Frau Lüscher, you come from Switzerland. Did you have to learn to value Eastern architecture?

Regula Lüscher: me? No, of course not. I have always lived in an urban environment, even in Switzerland.

Although prefabricated housing is not really part of the cityscape there.

Regula Lüscher: the dimensions are different of course. I have always lived in cities and they are smaller in Switzerland, in Basel, in Zürich. What has changed in my head is a feeling for expanse and size. We get a similar effect when we go back to the places we were born as adults. Everything seems smaller. I have developed a different sense of expanse and for breadth and for city spaces.

Martin Maleschka: it is almost the opposite for me. When I was growing up in one of these prefab houses I used to think, my God, this building is enormous.

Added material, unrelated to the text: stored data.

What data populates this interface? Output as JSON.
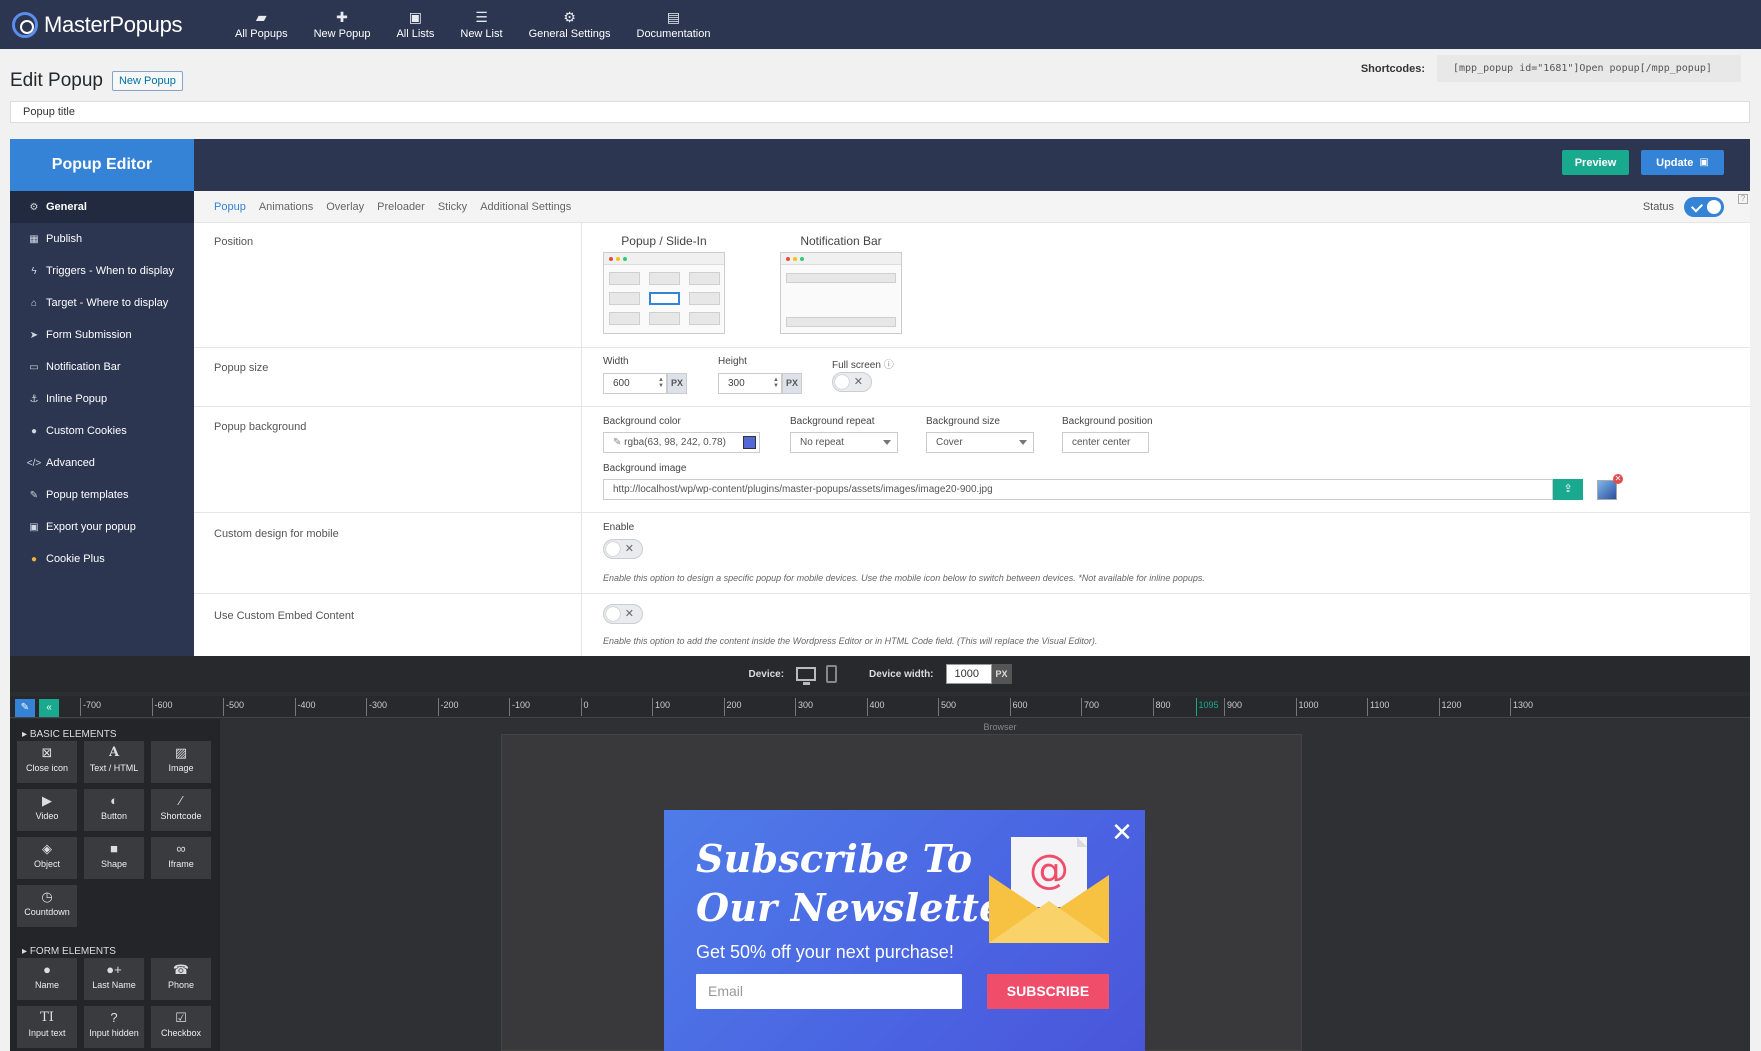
{
  "app": {
    "brand": "MasterPopups",
    "nav": [
      {
        "label": "All Popups",
        "icon": "folder-open-icon"
      },
      {
        "label": "New Popup",
        "icon": "plus-icon"
      },
      {
        "label": "All Lists",
        "icon": "address-book-icon"
      },
      {
        "label": "New List",
        "icon": "list-icon"
      },
      {
        "label": "General Settings",
        "icon": "gear-icon"
      },
      {
        "label": "Documentation",
        "icon": "document-icon"
      }
    ]
  },
  "page": {
    "title": "Edit Popup",
    "new_popup_button": "New Popup",
    "shortcodes_label": "Shortcodes:",
    "shortcode": "[mpp_popup id=\"1681\"]Open popup[/mpp_popup]",
    "popup_title_value": "Popup title"
  },
  "editor": {
    "title": "Popup Editor",
    "preview_button": "Preview",
    "update_button": "Update",
    "sidebar": [
      {
        "label": "General",
        "icon": "gear-icon",
        "active": true
      },
      {
        "label": "Publish",
        "icon": "calendar-icon"
      },
      {
        "label": "Triggers - When to display",
        "icon": "bolt-icon"
      },
      {
        "label": "Target - Where to display",
        "icon": "home-icon"
      },
      {
        "label": "Form Submission",
        "icon": "paper-plane-icon"
      },
      {
        "label": "Notification Bar",
        "icon": "window-icon"
      },
      {
        "label": "Inline Popup",
        "icon": "anchor-icon"
      },
      {
        "label": "Custom Cookies",
        "icon": "circle-icon"
      },
      {
        "label": "Advanced",
        "icon": "code-icon"
      },
      {
        "label": "Popup templates",
        "icon": "brush-icon"
      },
      {
        "label": "Export your popup",
        "icon": "save-icon"
      },
      {
        "label": "Cookie Plus",
        "icon": "cookie-icon"
      }
    ],
    "tabs": [
      "Popup",
      "Animations",
      "Overlay",
      "Preloader",
      "Sticky",
      "Additional Settings"
    ],
    "status_label": "Status",
    "status_on": true
  },
  "fields": {
    "position_label": "Position",
    "position_popup_title": "Popup / Slide-In",
    "position_notification_title": "Notification Bar",
    "size_label": "Popup size",
    "width_label": "Width",
    "width_value": "600",
    "height_label": "Height",
    "height_value": "300",
    "unit": "PX",
    "fullscreen_label": "Full screen",
    "background_label": "Popup background",
    "bg_color_label": "Background color",
    "bg_color_value": "rgba(63, 98, 242, 0.78)",
    "bg_color_swatch": "#5568d8",
    "bg_repeat_label": "Background repeat",
    "bg_repeat_value": "No repeat",
    "bg_size_label": "Background size",
    "bg_size_value": "Cover",
    "bg_position_label": "Background position",
    "bg_position_value": "center center",
    "bg_image_label": "Background image",
    "bg_image_value": "http://localhost/wp/wp-content/plugins/master-popups/assets/images/image20-900.jpg",
    "mobile_label": "Custom design for mobile",
    "mobile_enable_label": "Enable",
    "mobile_help": "Enable this option to design a specific popup for mobile devices. Use the mobile icon below to switch between devices. *Not available for inline popups.",
    "embed_label": "Use Custom Embed Content",
    "embed_help": "Enable this option to add the content inside the Wordpress Editor or in HTML Code field. (This will replace the Visual Editor)."
  },
  "visual": {
    "device_label": "Device:",
    "device_width_label": "Device width:",
    "device_width_value": "1000",
    "unit": "PX",
    "ruler_ticks": [
      "-700",
      "-600",
      "-500",
      "-400",
      "-300",
      "-200",
      "-100",
      "0",
      "100",
      "200",
      "300",
      "400",
      "500",
      "600",
      "700",
      "800",
      "1095",
      "900",
      "1000",
      "1100",
      "1200",
      "1300"
    ],
    "basic_heading": "BASIC ELEMENTS",
    "basic_elements": [
      {
        "label": "Close icon",
        "icon": "close-box-icon"
      },
      {
        "label": "Text / HTML",
        "icon": "text-icon"
      },
      {
        "label": "Image",
        "icon": "image-icon"
      },
      {
        "label": "Video",
        "icon": "video-icon"
      },
      {
        "label": "Button",
        "icon": "toggle-icon"
      },
      {
        "label": "Shortcode",
        "icon": "magic-wand-icon"
      },
      {
        "label": "Object",
        "icon": "cube-icon"
      },
      {
        "label": "Shape",
        "icon": "square-icon"
      },
      {
        "label": "Iframe",
        "icon": "link-icon"
      },
      {
        "label": "Countdown",
        "icon": "clock-icon"
      }
    ],
    "form_heading": "FORM ELEMENTS",
    "form_elements": [
      {
        "label": "Name",
        "icon": "user-icon"
      },
      {
        "label": "Last Name",
        "icon": "user-plus-icon"
      },
      {
        "label": "Phone",
        "icon": "phone-icon"
      },
      {
        "label": "Input text",
        "icon": "text-cursor-icon"
      },
      {
        "label": "Input hidden",
        "icon": "question-icon"
      },
      {
        "label": "Checkbox",
        "icon": "checkbox-icon"
      }
    ],
    "browser_label": "Browser"
  },
  "popup_preview": {
    "title_line1": "Subscribe To",
    "title_line2": "Our Newsletter",
    "subtitle": "Get 50% off your next purchase!",
    "email_placeholder": "Email",
    "button": "SUBSCRIBE",
    "close": "✕",
    "accent": "#f04d6a"
  }
}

Today, if I want to think about what is being lost then I think, well, those buildings could be a lot bigger.

And what do you imagine Germany will be like in the year 2029?

Regula Lüscher: well, we can't expect to have a completely new city in nine years. I wouldn’t like that anyway. I am going to assume that we will have improved on E-mobility. I am going to assume that we will have improved the situation with the provision of living space in many cities and I am going to assume that we will be aware that climate protection is the central question when it comes to developing cities.

Martin Maleschka: that's a difficult one. I hope that we will have reached the stage where we learn to value the culture of buildings and the art of buildings as part of a heritage and that we will put more value on things from our past.

What would you put under world heritage protection in Berlin?

Regula Lüscher: the unique thing about Berlin is that there are two of them and that they are growing back together again.

Martin Maleschka: I think that's right. The city East and the city West.